Distraught Sandra Bland Killed Herself (autopsy, eyewitnesses, video)

Jul 24, 2015

A very distraught Sandra Bland killed herself in an empty Texas jail cell built to house a handful of prisoners at one time. 

The only inmate in that unit when she was being detained there on July 10th, a down-in-the-dumps Bland later used a plastic trash bag to hang herself with. Presumably after spending days in custody without raising enough money to post bail.

The coroner further found no suspicious marks on the dead prisoner to suggest anything other than self-asphyxiation, and allegedly also discovered that Sandra Bland had ingested a substantial quantity of marijuana sometime before her death by suicide.

If the latter is true, it could account for her mounting despair and discomfort while detained. And, moreover, drug possession itself may explain why Bland was reluctant to leave her vehicle during the traffic stop that got the “extremely combative” woman arrested in the first place.

The less-than-model suspect unfortunately clashed with a less-than-model cop and, during her subsequent incarceration for wrestling with the hotheaded patrolman, her already volatile frame of mind continued to steadily deteriorate, according to a fellow inmate:

"She was crying and I could barely understand her, and I was like, ‘It'll be okay, don’t cry. It’ll be all right, you can’t be in here forever,’” said fellow detainee Alexandra Pyle in an interview with ABC’s Houston affiliate this week.

Pyle too was being jailed on a motor vehicle-related issue (unpaid parking tickets) and she says the two conversed in the days leading up to Bland’s apparent decision to end her life and is “positive” it was a suicide not a murder.

"I don't think the guards did anything," Pyle said. "I just know the guards here. They're good guards. They're strict when they need to be, but they're good guards," she added, noting that they wouldn’t have found Sandra Bland so irksome anyway. At least not to the point that she’d be murderously plotted against.

"She wasn't causing a ruckus or anything, so I don't see why the guards would do anything to her. She was quiet."

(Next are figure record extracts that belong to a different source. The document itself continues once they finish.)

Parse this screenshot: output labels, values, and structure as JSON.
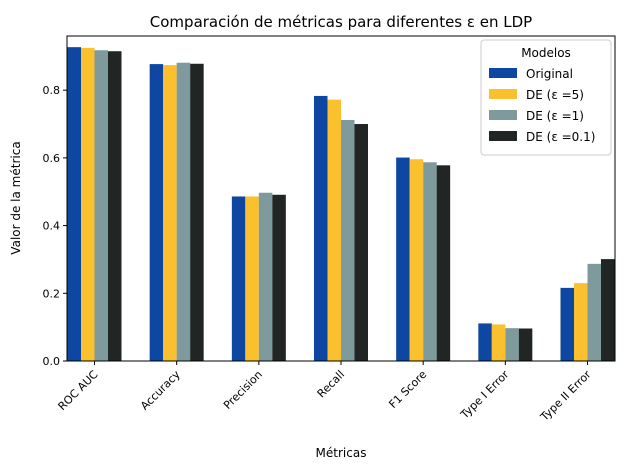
{
  "chart_data": {
    "type": "bar",
    "title": "Comparación de métricas para diferentes ε en LDP",
    "xlabel": "Métricas",
    "ylabel": "Valor de la métrica",
    "categories": [
      "ROC AUC",
      "Accuracy",
      "Precision",
      "Recall",
      "F1 Score",
      "Type I Error",
      "Type II Error"
    ],
    "series": [
      {
        "name": "Original",
        "color": "#0d47a1",
        "values": [
          0.927,
          0.877,
          0.486,
          0.783,
          0.601,
          0.111,
          0.216
        ]
      },
      {
        "name": "DE (ε =5)",
        "color": "#fbc02d",
        "values": [
          0.925,
          0.874,
          0.486,
          0.772,
          0.596,
          0.108,
          0.23
        ]
      },
      {
        "name": "DE (ε =1)",
        "color": "#7f9a9c",
        "values": [
          0.918,
          0.881,
          0.497,
          0.712,
          0.587,
          0.097,
          0.287
        ]
      },
      {
        "name": "DE (ε =0.1)",
        "color": "#212523",
        "values": [
          0.915,
          0.878,
          0.491,
          0.7,
          0.578,
          0.096,
          0.301
        ]
      }
    ],
    "ylim": [
      0,
      0.96
    ],
    "yticks": [
      "0.0",
      "0.2",
      "0.4",
      "0.6",
      "0.8"
    ],
    "legend": {
      "title": "Modelos",
      "position": "top-right"
    },
    "grid": false
  }
}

Shortly before Bland’s controversial arrest this month and cell suicide, she had been very public about battling chronic depression, and equally vocal on Facebook about her anger over recent in-custody killings of black suspects.

Some doubting relatives, however, insist she would “never” have killed herself regardless of how depressed she claimed to be, an assertion that has led to a state and federal investigation into the 28-year-old’s otherwise un-extraordinary death.

In fact, jailhouse suicide attempts have become so commonplace these days that most arrestees are automatically placed on a suicide watch when booked, and then checked on hourly -- which was reportedly the case with Bland as well.